Meet crafts expert Carol Duvall, and “Movie Mom” Nora Fraser (an ex-wife of Fraser) who will tell you not to take kids to “Jurassic Park.” There’s green grocer Curtis Aikens on strawberries.
And Dr. Art Ulene, who might talk about breast cancer. “The purpose of my medical stories is to empower viewers with information that they can use in their daily lives,” Ulene says. Ulene’s segment on the Heimlich maneuver saved the life of a 6-year-old boy who came on the show to thank the doctor. “That was truly the most moving experience of my medical career.

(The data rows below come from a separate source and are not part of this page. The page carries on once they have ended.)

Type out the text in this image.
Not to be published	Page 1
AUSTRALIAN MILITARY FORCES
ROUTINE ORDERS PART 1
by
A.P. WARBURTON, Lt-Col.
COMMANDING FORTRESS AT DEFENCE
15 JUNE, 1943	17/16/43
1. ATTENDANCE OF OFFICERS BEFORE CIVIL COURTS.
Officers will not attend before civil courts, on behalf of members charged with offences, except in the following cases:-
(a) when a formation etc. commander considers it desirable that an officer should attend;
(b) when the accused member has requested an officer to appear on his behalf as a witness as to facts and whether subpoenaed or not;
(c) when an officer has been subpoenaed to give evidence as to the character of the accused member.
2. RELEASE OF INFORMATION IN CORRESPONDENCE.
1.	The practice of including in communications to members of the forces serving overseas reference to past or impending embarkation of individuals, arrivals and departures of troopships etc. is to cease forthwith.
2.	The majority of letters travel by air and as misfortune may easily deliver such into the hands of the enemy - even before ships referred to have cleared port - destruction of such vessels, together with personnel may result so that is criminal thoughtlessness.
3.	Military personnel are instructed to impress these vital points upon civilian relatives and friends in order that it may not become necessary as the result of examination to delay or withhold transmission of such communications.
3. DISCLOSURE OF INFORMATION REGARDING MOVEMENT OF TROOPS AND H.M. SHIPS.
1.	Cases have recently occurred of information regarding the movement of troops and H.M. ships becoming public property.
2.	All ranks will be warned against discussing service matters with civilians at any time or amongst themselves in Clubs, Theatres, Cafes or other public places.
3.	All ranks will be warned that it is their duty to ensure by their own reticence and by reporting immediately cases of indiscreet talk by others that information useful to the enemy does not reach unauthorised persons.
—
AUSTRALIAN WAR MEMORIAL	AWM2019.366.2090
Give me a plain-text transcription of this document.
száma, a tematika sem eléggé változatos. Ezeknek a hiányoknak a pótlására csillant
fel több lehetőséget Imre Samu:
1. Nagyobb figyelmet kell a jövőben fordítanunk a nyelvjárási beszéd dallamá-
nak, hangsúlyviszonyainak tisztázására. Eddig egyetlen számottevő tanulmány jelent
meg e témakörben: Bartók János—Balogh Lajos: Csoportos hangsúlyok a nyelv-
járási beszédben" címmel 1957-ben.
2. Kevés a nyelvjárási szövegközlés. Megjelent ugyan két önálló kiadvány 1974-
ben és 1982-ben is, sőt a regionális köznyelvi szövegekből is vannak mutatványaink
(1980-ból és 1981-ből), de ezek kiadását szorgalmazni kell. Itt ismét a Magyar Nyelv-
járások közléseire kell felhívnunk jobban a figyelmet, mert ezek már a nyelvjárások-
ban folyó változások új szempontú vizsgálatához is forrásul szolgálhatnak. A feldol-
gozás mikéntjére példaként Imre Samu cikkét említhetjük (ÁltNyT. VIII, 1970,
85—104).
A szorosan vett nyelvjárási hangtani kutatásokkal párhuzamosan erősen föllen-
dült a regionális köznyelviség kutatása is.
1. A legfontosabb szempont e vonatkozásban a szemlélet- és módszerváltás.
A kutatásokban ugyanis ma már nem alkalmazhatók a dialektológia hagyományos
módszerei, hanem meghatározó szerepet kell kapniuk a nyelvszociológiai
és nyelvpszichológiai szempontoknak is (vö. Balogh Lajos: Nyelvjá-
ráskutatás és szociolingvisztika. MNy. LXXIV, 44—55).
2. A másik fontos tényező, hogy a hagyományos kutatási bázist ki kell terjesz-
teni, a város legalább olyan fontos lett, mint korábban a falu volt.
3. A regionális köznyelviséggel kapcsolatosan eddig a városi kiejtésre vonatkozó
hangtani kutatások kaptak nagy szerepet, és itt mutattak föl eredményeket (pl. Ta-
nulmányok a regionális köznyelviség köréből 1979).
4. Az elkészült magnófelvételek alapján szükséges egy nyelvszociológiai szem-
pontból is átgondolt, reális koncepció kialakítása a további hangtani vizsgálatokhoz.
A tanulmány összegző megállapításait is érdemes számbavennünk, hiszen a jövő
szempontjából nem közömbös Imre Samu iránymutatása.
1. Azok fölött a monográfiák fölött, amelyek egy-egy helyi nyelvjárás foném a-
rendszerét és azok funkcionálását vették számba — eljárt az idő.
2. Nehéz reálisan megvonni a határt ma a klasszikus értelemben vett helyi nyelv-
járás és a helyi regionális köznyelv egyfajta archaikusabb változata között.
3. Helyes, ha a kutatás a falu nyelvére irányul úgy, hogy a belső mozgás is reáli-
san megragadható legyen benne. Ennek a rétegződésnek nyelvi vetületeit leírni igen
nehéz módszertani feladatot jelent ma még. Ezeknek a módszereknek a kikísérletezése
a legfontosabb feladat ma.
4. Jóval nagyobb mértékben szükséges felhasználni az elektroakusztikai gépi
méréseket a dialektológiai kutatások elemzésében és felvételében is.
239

I’ll tell you without any shame I cried.”
Fashion guru Paula McClure might hold a fashion show on boxer shorts. That day Collins will certainly appear in his own sexy undies.
Such yukking-it-up is important, explains Fraser, the father of eight children. “The yin and the yang of this show is that it’s information-oriented, but I have to do it in an entertaining way.”
The “Home” family’s energy can get even the most uninitiated into action. After two weeks of watching “Home,” this non-craftsy reporter slipcovered a chair with pins and a bedsheet and made an herb garden in a strawberry pot.
“If I get you to watch, I usually have you,” Fraser says. He doesn’t worry much about competition from the new morning talk show “John & Leeza From Hollywood” on NBC; he does worry about matching them in promotion. “My biggest challenge is to get the word out.”
“Home” viewers can get hooked. When the show was canceled last December, 27,000 of them wrote in to save it.
Fraser says a direct relationship with viewers is key. A woman might call in on the air to ask hint-wiz Heloise how to get candle wax off a tablecloth.
ABC’s Dwyer-Dobbin likes the interaction: “I’d like to see even more contact with the grass-roots audience and even greater sensitivity to that woman at home.”
Does “Home,” geared to that woman at home, reinforce stereotyped roles? Purcell says no. “If we can speak to the women who are courageous enough in the ‘90s to stay home with their children ... I want to be there to support them.”
“Home” handyman Carl Mueller makes the show “as non-sexist as I can. I’m trying to empower women that anybody, regardless of their gender, can do these things.”
To Fraser, the show is not retro, but au courant , in tune with ‘90s-style frugality. “Home” also confronts ‘90s issues: AIDS and frozen embryos, to name two. “A lot of people may perceive the show as being all how to set a table ... it’s really so much more than that,” he says.
“Home” airs weekdays at 10 a.m. on ABC.